Effect of EUK treatment on viral replication. A549 cells were treated with different μM concentrations of EUK-8 and EUK-189, followed by infection with RSV. Cells were harvested at 24 h postinfection to prepare either total RNA to measure RSV N gene copies by real-time PCR (A) or total cell lysates to detect RSV proteins by Western blot. Membrane was stripped and reprobed with β-actin as a control for equal loading of the samples (B). Figures are representative of two independent experiments with similar results.
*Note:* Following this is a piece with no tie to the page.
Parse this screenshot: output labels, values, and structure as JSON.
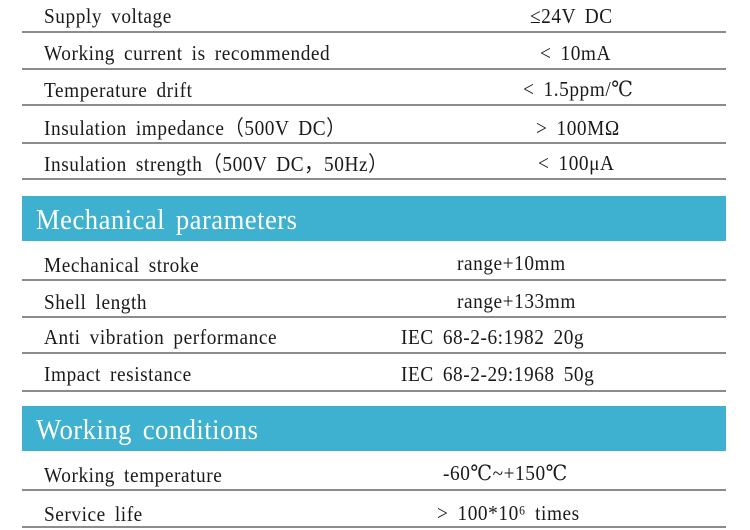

A549 cells were treated with different μM concentrations of EUK-8 and EUK-189 followed by infection with RSV at a multiplicity of infection of 0.01. Viral replication was determined 24 h postinfection by either direct immunostaining (C) or by titration of viral infectious particles released in the cell supernatants by plaque assay (D). Data are representative of two independent experiments with similar results. *P < 0.05 and **P < 0.01 compared with untreated RSV-infected cells.

Fig. 9.

Effect of EUK treatment on RSV-induced lactate dehydrogenase (LDH) release. A549 cells were infected with RSV in the absence or presence of different μM concentrations of EUK-8. Cell supernatants from uninfected and RSV infected, treated or untreated, were assayed at 24 h postinfection for LDH activity. Results are expressed as means ± SE. Results are representative of two independent experiments run in triplicate. *P < 0.05 compared with untreated, RSV-infected cells.